No harm no foul there: one doesn’t become a parent to be loved back, you become a parent (hopefully) out of the love you feel for the person you join in becoming parents, and for the hope that you can create love in the world in the future – and if it’s not for you, well, so be it, as long as love is created. My son does love the world, I can see that: I’m doing well. If, on a random Thursday night, he feels only spite for me, I can live with that.
My son doesn’t realise yet that discipline – when done correctly – is harder than anything. You take the risk that the object of discipline will not get the lesson, not get the joke, and will build up some store of anger or hatred that not only prevents the lesson from being learned, but is a negative lesson. You take a real risk as the disciplinarian but, if you don’t take that risk, you also know you condemn the subject to not moving forward. You could patiently explain why what they are doing is wrong, but you also – as a human being – know that only someone who already wants to learn will be converted by the patient lesson. The child – or employee, or adult – who truly doesn’t care about a lesson needs to be shocked into awareness. But that is never fun, or easy, and it always runs the risk that you, as disciplinarian, gets a rush from the sheer assertion of power. Human beings like being in control, and being in a position of disciplining is a pure moment of such control – but the existential truth of being human is that we are never, truly, in control. So within discipline lies both a need – to make sure another person who is committing a moral error is shocked back into reality – and a vicious danger – that you fool yourself into the error thinking you can control a situation and “make it better” by your sole will.

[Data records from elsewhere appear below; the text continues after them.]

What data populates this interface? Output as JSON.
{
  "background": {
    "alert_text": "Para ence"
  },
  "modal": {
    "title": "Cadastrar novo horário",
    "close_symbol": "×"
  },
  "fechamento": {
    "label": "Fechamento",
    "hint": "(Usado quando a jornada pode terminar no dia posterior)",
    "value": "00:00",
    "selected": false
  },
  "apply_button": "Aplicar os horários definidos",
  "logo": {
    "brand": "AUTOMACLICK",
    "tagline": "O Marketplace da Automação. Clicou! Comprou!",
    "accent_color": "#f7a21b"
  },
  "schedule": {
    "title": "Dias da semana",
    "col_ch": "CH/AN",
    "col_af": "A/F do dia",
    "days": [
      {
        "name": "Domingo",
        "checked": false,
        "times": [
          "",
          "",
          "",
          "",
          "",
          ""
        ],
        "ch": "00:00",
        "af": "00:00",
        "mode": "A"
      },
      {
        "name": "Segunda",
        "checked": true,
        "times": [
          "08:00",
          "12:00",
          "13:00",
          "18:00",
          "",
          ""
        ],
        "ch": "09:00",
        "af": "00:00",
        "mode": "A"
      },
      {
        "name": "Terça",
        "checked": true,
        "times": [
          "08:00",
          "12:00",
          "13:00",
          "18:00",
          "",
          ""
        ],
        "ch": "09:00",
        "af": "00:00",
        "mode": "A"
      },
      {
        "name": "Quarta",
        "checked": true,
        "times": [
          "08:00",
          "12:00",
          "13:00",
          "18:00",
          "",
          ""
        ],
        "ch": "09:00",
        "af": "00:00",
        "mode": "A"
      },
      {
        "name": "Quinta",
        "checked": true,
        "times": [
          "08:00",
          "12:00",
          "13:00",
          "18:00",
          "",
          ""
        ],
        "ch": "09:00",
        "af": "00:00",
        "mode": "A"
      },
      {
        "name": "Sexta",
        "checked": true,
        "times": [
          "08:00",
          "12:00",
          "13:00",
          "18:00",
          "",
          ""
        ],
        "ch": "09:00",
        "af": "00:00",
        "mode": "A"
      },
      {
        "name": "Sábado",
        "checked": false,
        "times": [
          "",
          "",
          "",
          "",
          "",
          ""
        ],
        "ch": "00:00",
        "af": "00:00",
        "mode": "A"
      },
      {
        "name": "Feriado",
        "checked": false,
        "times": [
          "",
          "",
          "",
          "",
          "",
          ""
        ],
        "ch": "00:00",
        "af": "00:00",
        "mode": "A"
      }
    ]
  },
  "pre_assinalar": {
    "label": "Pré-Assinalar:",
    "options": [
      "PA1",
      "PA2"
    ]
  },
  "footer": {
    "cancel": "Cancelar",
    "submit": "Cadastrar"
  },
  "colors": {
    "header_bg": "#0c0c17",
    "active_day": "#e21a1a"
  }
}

Punishment won’t make my son better, or make him less likely to bullshit me: all it can do is shock him into awareness that I don’t like being bullshitted. Only love will make my son better – well, love, and some timeout time where he isn’t playing Animal Island or Roblox or whatever the hell he’d be likely to do; indeed, the curative power of maybe just some time staring at the ceiling or reading a Hardy Boys mystery is probably the best hope he has.
The outcome of discipline should be careful reflection for both the person disciplined, but even more so, for the disciplinarian.
The rest of the night for me was painful, but probably for the good. I’m not doubting the actions I took, but I did reflect a lot on what I should do in the morning, and what my own state of mind is, and what I need to do better in any situation, and what I need to think about when the days are long and dark and seemingly bleak.
He got up in the morning and was fine – he even cleaned up his room, in fact did a surprisingly good job. I gave him a hug on his way out the door to catch the bus. He hugged me back, but he didn’t respond when I told him I loved him as he walked down the driveway. But he wasn’t unhappy, and he waved at me as he crossed the street.
Awesome story. Clearly, you are a great dad!
I really enjoyed this post Peter. I have experienced the disciplinarian’s (me) brain after the warning to the recipient is given, gets also in shock. Like a boomerang effect! Cheers!